Recall $\text{percent}(x * y) \approx \text{percent}(x) + \text{percent}(y)$ for small percentage tolerances (Ex 2.13).

$$ \begin{align*} p_x = \text{percent}(x) &= 2 (x_2 - x_1) / (x_1 + x_2) \\ x * y= \text{product}(x, y) &= [x_1 y_1, x_2 y_2] \text{ (assuming positive)} \\ x / y= \text{quotient}(x, y) &= \text{product}(x, [1 / y_2, 1 / y_1]) \text{ (Ex 4.7)} \\ \end{align*} $$

We demonstrate the same holds for $\text{percent}(x / y)$:

$$ \begin{align*} \text{percent}(x / y) &= \text{percent}(\text{quotient}(x, y)) \\ &= \text{percent}(\text{product}(x, [1 / y_2, 1 / y_1])) \\ &\approx p_x + \text{percent}([1 / y_2, 1 / y_1]) \\ &\approx p_x + p_y \\ \end{align*} $$

Where

$$ \begin{align*} \text{percent}([1 / x_2, 1 / x_1]) &= 2 (1 / x_1 - 1 / x_2) / (1 / x_2 + 1 / x_1)\\ &= 2 ((x_1 - x_2) / (x_1 x_2)) / ((x_1 + x_2)(x_1 x_2)) \\ &= 2 (x_1 - x_2) / (x_1 + x_2) \ &= p_x \\ \end{align*} $$

This is confirmed by display-interval below:

(load "2.interval.scm")
;; (define (div-interval x y)
;;   (mul-interval x
;;                 (make-interval (/ 1.0 (upper-bound y))
;;                                (/ 1.0 (lower-bound y)))))

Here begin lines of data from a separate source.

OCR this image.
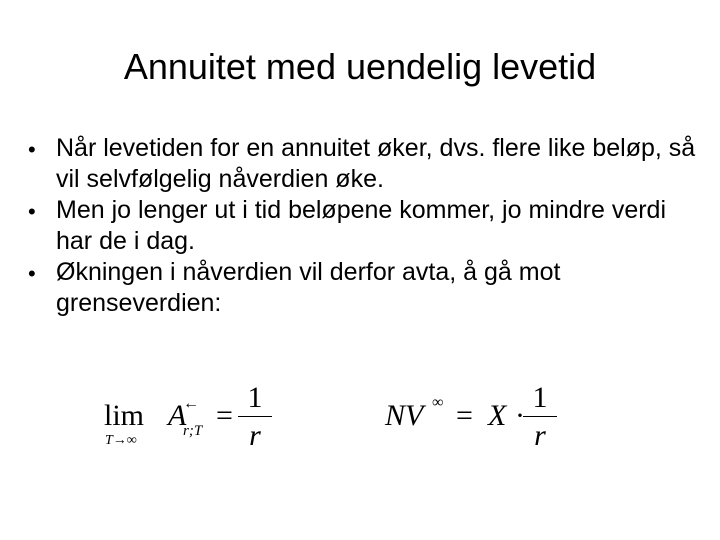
Annuitet med uendelig levetid
• Når levetiden for en annuitet øker, dvs. flere like beløp, så vil selvfølgelig nåverdien øke.
• Men jo lenger ut i tid beløpene kommer, jo mindre verdi har de i dag.
• Økningen i nåverdien vil derfor avta, å gå mot grenseverdien:
lim
T→∞
A
←
r;T =
1
r
NV ∞ = X ·
1
r
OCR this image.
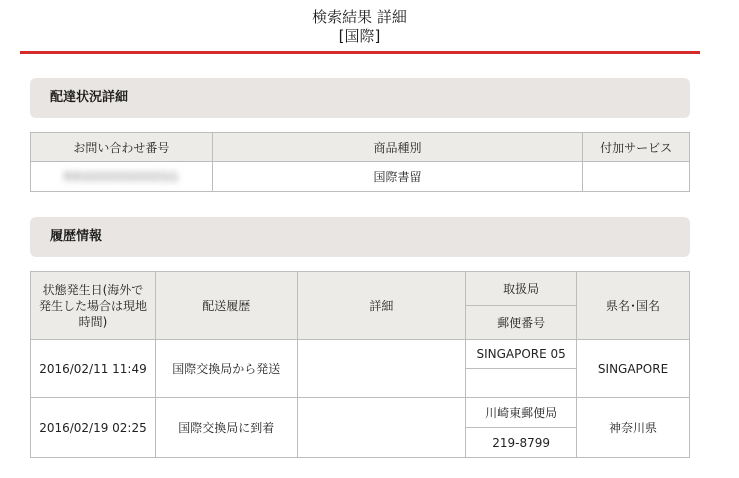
検索結果 詳細
[国際]
配達状況詳細
お問い合わせ番号	商品種別	付加サービス
RR000000000SG	国際書留	
履歴情報
状態発生日(海外で発生した場合は現地時間)	配送履歴	詳細	取扱局	県名･国名
			郵便番号	
2016/02/11 11:49	国際交換局から発送		SINGAPORE 05	SINGAPORE

2016/02/19 02:25	国際交換局に到着		川崎東郵便局	神奈川県
			219-8799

(define a (make-center-percent 1000 0.1))
(define b (make-center-percent 2000 0.05))
(define aa (div-interval a a))
(define ab (div-interval a b))
(display-interval aa) ; center: 1., percent: .2
(display-interval ab) ; center: .5, percent: .15

$\text{percent}(A/B)$ looks right, but $\text{percent}(A/A)$ should be zero, not 0.15!

The issue is that div-interval treats $A$ as a separate variable in the numerator and denominator when it is actually the same. The procedure simulates drawing twice from the same distribution instead of using the same draw twice.

This is why Lem's procedures produce different answers: par1 takes two draws of r1 and r2 while par2 only uses one draw of r1 and r2. The latter is correct.